旧市街のコッホ通り43番は、ヴェルニゲローデで一番小さい家。
18世紀に建てられたバロック風の木組みつくりの家が立ち並ぶコッホ通りは、職人の住んでいた通りだった。この小さな家は、軒までの高さが4.2メートル、幅が2.95メートル、ドアの高さはわずか1.7メートル。10平方メートルの内部は、日本式の1階にキッチン、2階にリビング、屋根裏に寝室があった。この家の両隣りの家が既に建っており、その隙間を埋めるかのように建てられたのがこの家という。
この家では、7人の子どもと共に計9人で生活していた郵便局員家族や、11人一緒に過ごした家族もいたというから驚きだ。
旧市街の中心・ブライテ通りの72番にあるのが、木造建築として欧州で例を見ないほど素晴らしいといわれる家「クルンメルシェス・ハウス」。この家の壁にはバロック芸術のレリーフ彫刻がいたるところに施されており、ブライテ通りでも際立って美しい装飾だ。
ブライテ通りを歩いていると、店のあちこちに魔女人形が目に入る。

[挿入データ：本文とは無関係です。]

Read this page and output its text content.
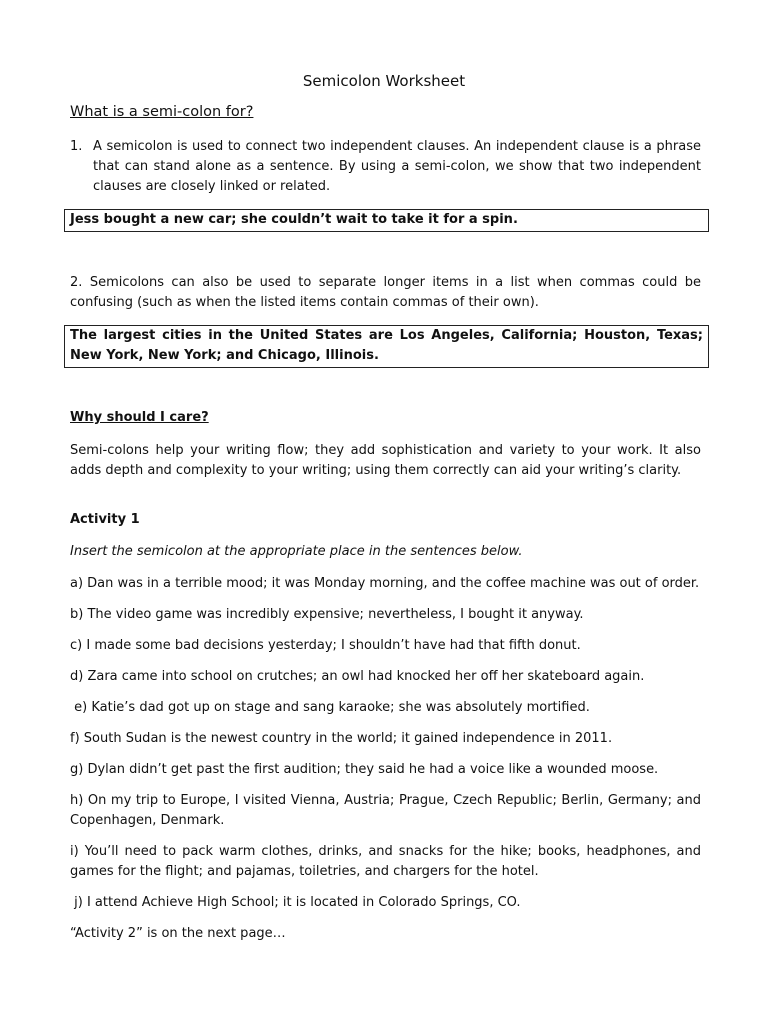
Semicolon Worksheet
What is a semi-colon for?
1. A semicolon is used to connect two independent clauses. An independent clause is a phrase that can stand alone as a sentence. By using a semi-colon, we show that two independent clauses are closely linked or related.
Jess bought a new car; she couldn’t wait to take it for a spin.
2. Semicolons can also be used to separate longer items in a list when commas could be confusing (such as when the listed items contain commas of their own).
The largest cities in the United States are Los Angeles, California; Houston, Texas; New York, New York; and Chicago, Illinois.
Why should I care?
Semi-colons help your writing flow; they add sophistication and variety to your work. It also adds depth and complexity to your writing; using them correctly can aid your writing’s clarity.
Activity 1
Insert the semicolon at the appropriate place in the sentences below.
a) Dan was in a terrible mood; it was Monday morning, and the coffee machine was out of order.
b) The video game was incredibly expensive; nevertheless, I bought it anyway.
c) I made some bad decisions yesterday; I shouldn’t have had that fifth donut.
d) Zara came into school on crutches; an owl had knocked her off her skateboard again.
e) Katie’s dad got up on stage and sang karaoke; she was absolutely mortified.
f) South Sudan is the newest country in the world; it gained independence in 2011.
g) Dylan didn’t get past the first audition; they said he had a voice like a wounded moose.
h) On my trip to Europe, I visited Vienna, Austria; Prague, Czech Republic; Berlin, Germany; and Copenhagen, Denmark.
i) You’ll need to pack warm clothes, drinks, and snacks for the hike; books, headphones, and games for the flight; and pajamas, toiletries, and chargers for the hotel.
j) I attend Achieve High School; it is located in Colorado Springs, CO.
“Activity 2” is on the next page…
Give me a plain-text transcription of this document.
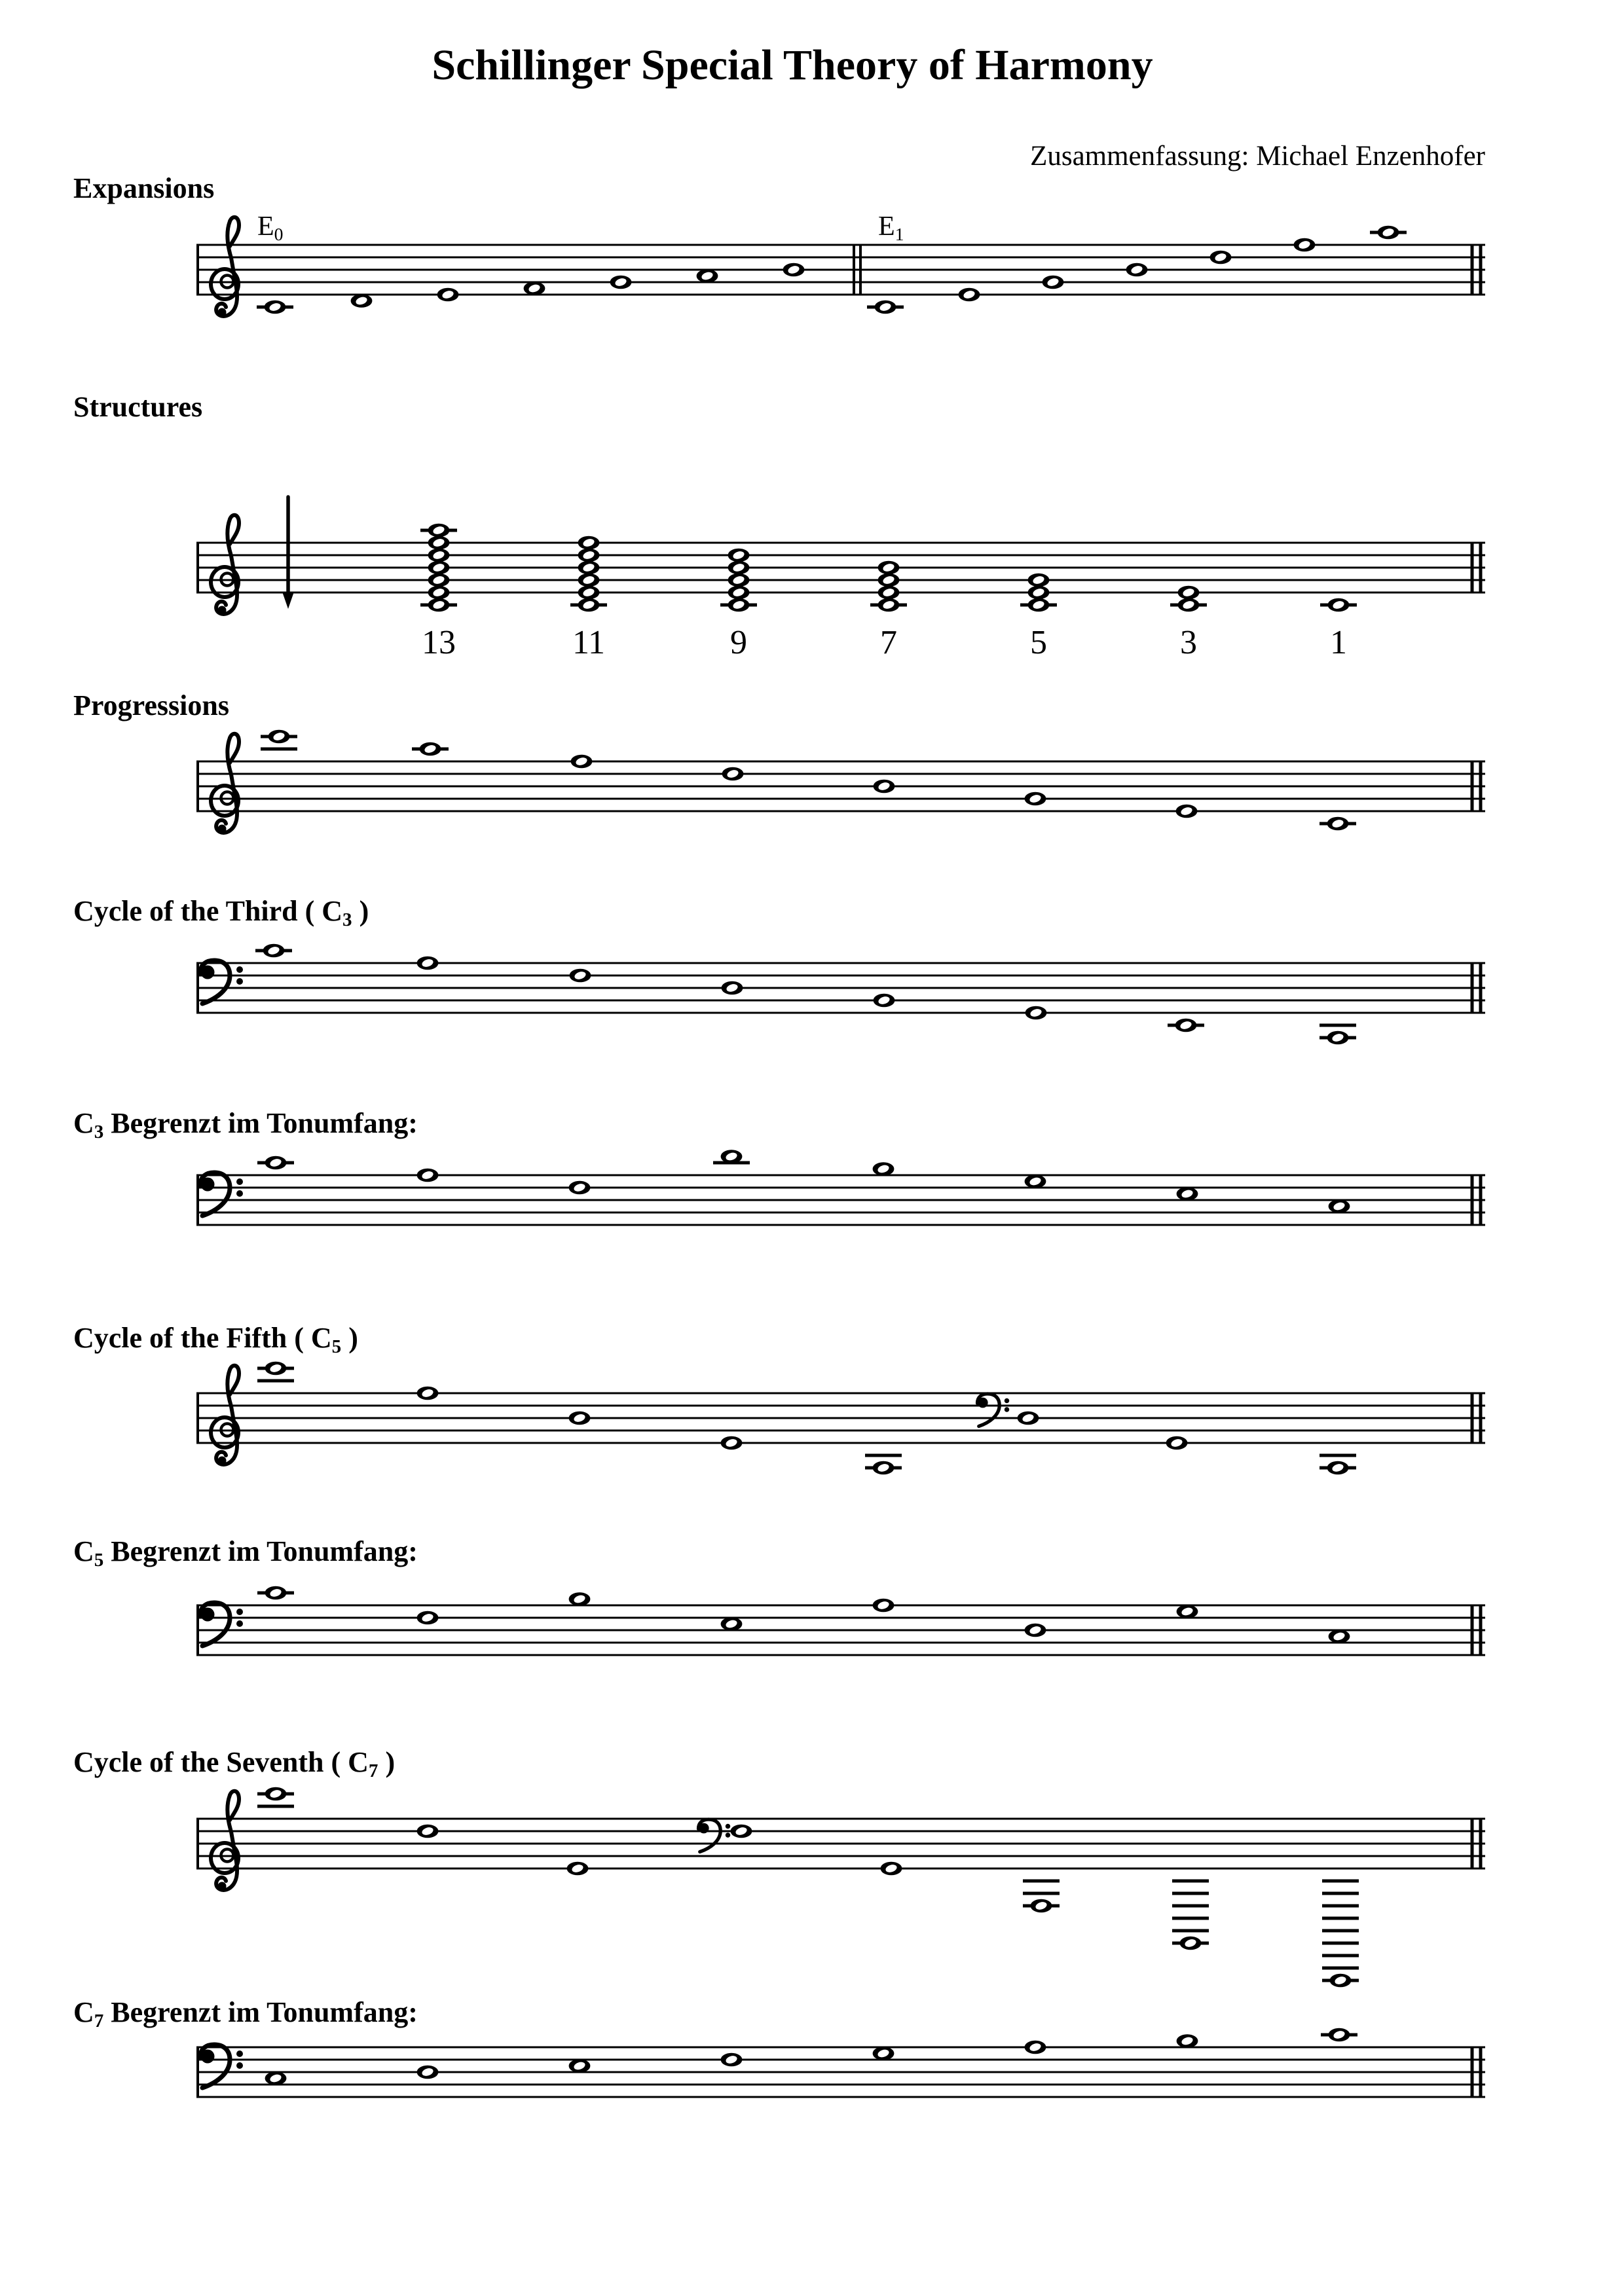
Schillinger Special Theory of Harmony
Zusammenfassung: Michael Enzenhofer
13	11	9	7	5	3	1
Expansions
Structures
Progressions
Cycle of the Third ( $C_3$ )
$C_3$ Begrenzt im Tonumfang:
Cycle of the Fifth ( $C_5$ )
$C_5$ Begrenzt im Tonumfang:
Cycle of the Seventh ( $C_7$ )
$C_7$ Begrenzt im Tonumfang:
$E_0$	$E_1$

ドイツでは全国各地に魔女伝説があり、ここヴェルニゲローデでは、4月30日から5月1日に行われる「ヴァルプルギスの夜」が有名だ。
ヴァルプルギスの夜は伝説として伝えられてきたが、19世紀後半になり、春の到来を喜ぶ祭りとして開催されるようになった。 ゲーテの「ファウスト」の中で、ヴァルプルギスの夜が登場する。ファウスト博士は悪魔メフィストと「あの世での魂の服従をする」と契約を結び、魔女の祭典「ヴァルプルギスの夜」へと繰り出し、饗宴に酔いしびれたという。そんな背景から、ヴァルプルギスの夜の知名度が一気に上がった。
さて、魔女といえば、皆さんどんなイメージを抱くのでしょう。漫画にでてくるかわいい魔女、それともグリム童話「ヘンゼルとグレーテル」に登場するような怖い魔女ですか。現在日本では「魔女の秘密展」が本年3月より開催されており、今後新潟、名古屋と続く。
私事ですが、この秘密展のドイツ・コーディネートを担当させていただいた。この機会に、知らざれるドイツ・欧州の魔女の歴史を探ってみてはいかがか。